Monday, January 10, 2011

Peeking Under the Hood of the Domain Game Experiment

[Editor's Note: I inadvertently failed to cut and paste the fourth layer in my original post. Corrected in the text below.]

I continue to be amazed by the creative dimensions of the Domain Game experiment so far. The cultural background and detailed (and quirky) action write-ups are simply blowing me away, the 80-plus pages (!) of material produced by players is richly imaginative and providing a great launch for this project.

As I noted before I will be leaking from time to time more sneak peeks into how the game is evolving. 

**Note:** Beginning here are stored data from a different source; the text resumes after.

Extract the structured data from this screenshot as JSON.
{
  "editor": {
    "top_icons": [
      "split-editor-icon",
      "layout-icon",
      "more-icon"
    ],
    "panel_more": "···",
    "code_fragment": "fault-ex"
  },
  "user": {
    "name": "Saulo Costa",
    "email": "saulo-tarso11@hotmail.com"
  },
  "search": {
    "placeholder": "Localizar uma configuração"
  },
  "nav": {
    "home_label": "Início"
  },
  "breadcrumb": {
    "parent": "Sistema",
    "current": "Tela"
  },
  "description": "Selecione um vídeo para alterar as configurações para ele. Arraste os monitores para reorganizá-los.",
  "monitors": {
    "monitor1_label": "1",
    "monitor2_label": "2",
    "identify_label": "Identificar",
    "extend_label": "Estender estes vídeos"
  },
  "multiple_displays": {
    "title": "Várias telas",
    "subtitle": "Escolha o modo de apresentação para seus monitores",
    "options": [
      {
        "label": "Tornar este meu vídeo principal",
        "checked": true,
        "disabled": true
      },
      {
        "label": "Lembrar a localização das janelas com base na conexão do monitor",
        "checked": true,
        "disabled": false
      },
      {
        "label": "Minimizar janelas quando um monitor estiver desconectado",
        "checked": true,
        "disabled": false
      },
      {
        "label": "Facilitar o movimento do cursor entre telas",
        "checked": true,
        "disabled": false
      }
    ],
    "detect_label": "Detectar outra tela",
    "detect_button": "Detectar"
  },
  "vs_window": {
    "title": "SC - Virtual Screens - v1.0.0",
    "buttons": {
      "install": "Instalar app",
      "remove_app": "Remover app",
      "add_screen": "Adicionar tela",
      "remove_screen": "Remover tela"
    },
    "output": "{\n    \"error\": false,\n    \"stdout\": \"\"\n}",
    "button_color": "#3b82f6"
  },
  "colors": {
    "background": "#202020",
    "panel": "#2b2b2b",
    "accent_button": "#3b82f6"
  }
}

Today's reveal is of two things of possible interest to readers. The first is the working guidelines and outline that I am using to help shape the play test game. As it gets updated--and some serious flesh to the skeleton will be coming later this week as the list at the end gets completed--readers will be able to get some glimpses into the trajectory of the project. Read them here if you are interested .

The second you will find below and pertains more to the overall goals of the experiment—and the game aid supplement that will hopefully follow in its wake.

The Four Layers of the Domain Game
The supplement will be divided into four layers. Instead of lumping this kind of play into one uniform mechanic it will try and dig into how this area of the game can be played in very different ways according to the power scale and technological/political/cultural context of each campaign. Each layer will basically be posing different sets of questions and have suggestions for the kinds of mechanics and play that may help answer each.

Again the overall goal is to provide elements to spur and expand open-ended play as it “feels right”. Each layer of the supplement will also have two tracks GMs decide on how and what to adopt/change/modify for the particular conditions of their campaign: 1. a “rigorous” path with detailed sub-systems; and 2. a “lazy” path that provide suggestions on how to introduce play in a domain game as more of a back drop (suggestions to include how and what works best to hand wave).

The layers can be either custom-fitted to fill out one area in a campaign using one or more layers or if desired more in a linear fashion with characters moving up the layers and ranks as they gain power.

Layer One: Non-Ruler Domain Play
This layer is aimed at low-to-mid level characters. The given assumption for this layer is that players will not be rulers, but playing roles inside institutions that introduce them to this type of play. Here will go suggestions for exhaustive lists of hierarchies of various fantasy institutions and guidelines for how players can advance in them as part of the campaign.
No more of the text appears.